Hamburg - 80 Jahre lang war Helmut Schmidt passionierter Raucher. Nach der Entfernung eines Gefäßverschlusses Anfang September hat der ehemalige Bundeskanzler nun das Rauchen aufgegeben, aber das fiel ihm alles andere als leicht.

Die Zigarette ist das Markenzeichen von Helmut Schmidt. Ob in Fernsehsendungen oder Interviews – überall sah man den ehemaligen Bundeskanzler mit Glimmstängel. Rauchverbote hatten für ihn nie gegolten. "In dieser Republik gibt es an so vielen Plätzen Rauchverbote. Ihr glaubt doch wohl nicht, dass ich mich darum schere", sagte der Ex-Bundeskanzler zum Beispiel im Jahr 2000 bei einer SPD-Fraktionssitzung im Berliner Reichstag. Schmidts Credo: "Für mich gibt es nur noch zwei Stimulantia: die Arbeit und die Zigarette!"

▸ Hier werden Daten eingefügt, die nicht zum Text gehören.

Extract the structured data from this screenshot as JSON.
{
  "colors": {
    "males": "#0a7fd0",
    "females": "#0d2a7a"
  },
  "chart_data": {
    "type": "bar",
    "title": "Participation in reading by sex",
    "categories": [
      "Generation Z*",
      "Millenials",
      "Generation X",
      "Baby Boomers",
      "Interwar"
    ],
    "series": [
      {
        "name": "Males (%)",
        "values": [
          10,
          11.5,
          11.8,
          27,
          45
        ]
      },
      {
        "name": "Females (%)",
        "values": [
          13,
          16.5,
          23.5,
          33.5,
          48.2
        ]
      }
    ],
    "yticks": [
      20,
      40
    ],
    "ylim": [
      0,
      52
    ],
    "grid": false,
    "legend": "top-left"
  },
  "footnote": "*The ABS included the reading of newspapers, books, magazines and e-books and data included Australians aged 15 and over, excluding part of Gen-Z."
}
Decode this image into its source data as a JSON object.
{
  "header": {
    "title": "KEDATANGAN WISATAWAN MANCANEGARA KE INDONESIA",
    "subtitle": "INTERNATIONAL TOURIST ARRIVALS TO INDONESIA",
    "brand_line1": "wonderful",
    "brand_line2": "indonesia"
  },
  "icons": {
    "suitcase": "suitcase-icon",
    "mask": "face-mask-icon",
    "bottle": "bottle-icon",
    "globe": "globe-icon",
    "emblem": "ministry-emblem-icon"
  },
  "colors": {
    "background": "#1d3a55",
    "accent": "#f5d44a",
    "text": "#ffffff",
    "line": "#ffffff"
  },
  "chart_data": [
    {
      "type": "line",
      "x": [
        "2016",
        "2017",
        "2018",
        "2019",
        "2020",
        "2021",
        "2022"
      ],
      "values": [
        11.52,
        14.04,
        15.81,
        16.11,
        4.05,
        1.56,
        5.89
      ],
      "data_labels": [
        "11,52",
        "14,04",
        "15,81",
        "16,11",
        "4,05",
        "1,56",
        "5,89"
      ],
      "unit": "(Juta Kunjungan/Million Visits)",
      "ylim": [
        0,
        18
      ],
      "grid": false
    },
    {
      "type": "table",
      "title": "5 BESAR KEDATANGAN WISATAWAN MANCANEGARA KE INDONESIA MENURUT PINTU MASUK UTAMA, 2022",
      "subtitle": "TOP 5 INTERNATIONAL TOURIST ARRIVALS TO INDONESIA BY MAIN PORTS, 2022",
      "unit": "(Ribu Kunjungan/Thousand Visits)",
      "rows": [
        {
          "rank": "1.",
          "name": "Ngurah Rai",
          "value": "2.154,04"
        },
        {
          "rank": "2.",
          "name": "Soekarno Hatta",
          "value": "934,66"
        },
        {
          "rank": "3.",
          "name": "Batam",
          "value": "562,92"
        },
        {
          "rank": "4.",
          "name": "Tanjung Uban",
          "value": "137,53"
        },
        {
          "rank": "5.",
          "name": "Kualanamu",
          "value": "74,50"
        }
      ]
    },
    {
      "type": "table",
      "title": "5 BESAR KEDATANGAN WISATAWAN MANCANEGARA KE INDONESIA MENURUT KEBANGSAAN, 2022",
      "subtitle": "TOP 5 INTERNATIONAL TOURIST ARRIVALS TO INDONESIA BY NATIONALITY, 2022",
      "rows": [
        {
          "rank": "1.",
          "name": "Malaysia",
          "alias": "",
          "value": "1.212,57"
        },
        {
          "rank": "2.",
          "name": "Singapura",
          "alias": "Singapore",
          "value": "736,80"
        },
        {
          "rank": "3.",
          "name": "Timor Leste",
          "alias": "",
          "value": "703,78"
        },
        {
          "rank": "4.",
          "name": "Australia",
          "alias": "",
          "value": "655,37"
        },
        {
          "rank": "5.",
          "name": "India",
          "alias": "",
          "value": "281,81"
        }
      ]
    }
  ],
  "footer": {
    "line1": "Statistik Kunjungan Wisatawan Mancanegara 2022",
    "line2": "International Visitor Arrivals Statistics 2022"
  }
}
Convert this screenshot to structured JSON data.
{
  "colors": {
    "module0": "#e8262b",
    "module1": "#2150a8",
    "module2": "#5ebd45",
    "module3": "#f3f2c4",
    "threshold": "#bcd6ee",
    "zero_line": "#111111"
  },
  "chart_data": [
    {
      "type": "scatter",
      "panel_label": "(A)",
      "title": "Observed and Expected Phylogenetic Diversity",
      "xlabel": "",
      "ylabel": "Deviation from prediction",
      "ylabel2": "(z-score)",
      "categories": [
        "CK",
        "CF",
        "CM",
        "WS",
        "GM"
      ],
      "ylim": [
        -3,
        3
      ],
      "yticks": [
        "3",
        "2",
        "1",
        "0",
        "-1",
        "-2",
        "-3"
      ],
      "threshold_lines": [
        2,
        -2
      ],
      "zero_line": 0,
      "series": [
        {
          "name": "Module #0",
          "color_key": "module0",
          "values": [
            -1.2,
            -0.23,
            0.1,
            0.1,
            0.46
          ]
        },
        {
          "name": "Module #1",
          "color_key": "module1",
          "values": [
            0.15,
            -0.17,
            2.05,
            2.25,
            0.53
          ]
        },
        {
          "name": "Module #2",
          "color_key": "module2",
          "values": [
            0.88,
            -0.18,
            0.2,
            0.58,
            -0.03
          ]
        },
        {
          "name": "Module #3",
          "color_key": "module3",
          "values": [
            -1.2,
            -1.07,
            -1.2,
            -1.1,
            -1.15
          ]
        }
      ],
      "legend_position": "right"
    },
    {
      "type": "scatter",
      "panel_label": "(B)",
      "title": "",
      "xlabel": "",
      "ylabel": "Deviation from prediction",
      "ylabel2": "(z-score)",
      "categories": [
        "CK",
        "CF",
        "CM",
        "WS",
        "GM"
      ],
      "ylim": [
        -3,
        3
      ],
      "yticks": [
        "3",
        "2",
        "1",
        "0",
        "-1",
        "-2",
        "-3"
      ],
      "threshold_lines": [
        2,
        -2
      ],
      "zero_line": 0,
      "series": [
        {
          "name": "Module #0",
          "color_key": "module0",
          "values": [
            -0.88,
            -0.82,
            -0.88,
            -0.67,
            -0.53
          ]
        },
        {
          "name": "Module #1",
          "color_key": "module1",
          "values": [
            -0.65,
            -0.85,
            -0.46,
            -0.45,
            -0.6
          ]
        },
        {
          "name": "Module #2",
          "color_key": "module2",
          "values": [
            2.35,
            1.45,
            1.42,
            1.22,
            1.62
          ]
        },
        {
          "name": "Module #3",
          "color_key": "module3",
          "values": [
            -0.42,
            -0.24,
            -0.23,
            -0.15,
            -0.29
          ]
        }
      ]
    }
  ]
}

Jetzt aber raucht Schmidt (96) nicht mehr. Fürs Erste ersetzt ein Nikotinpflaster die Zigarette. Seit elf Tagen schon: Seit der Entfernung eines Blutgerinnsels aus dem rechten Bein habe der Altkanzler nicht mehr zur Zigarette gegriffen, sagte der Herzspezialist Karl-Heinz Kucknach, Schmidts Arzt in der Hamburger Asklepios-Klinik. Als Ersatz habe er ein Pflaster bekommen,

Schmidt war am Mittwoch vergangener Woche erfolgreich operiert worden. Am Montag wechselte er von der Intensiv- auf eine Normalstation. Schmidt sei nun langsam aber stetig auf dem Weg der Besserung, berichtete die Klinik am Freitag. Nach dem Kathetereingriff ohne Vollnarkose hatten sich die Ärzte sehr optimistisch über den Zustand ihres Patienten geäußert. Sie hielten eine baldige Entlassung aus der Klinik für möglich. Nach der Öffnung des Gefäßes im Oberschenkel erhält der Altkanzler weiter blutverdünnende Medikamente.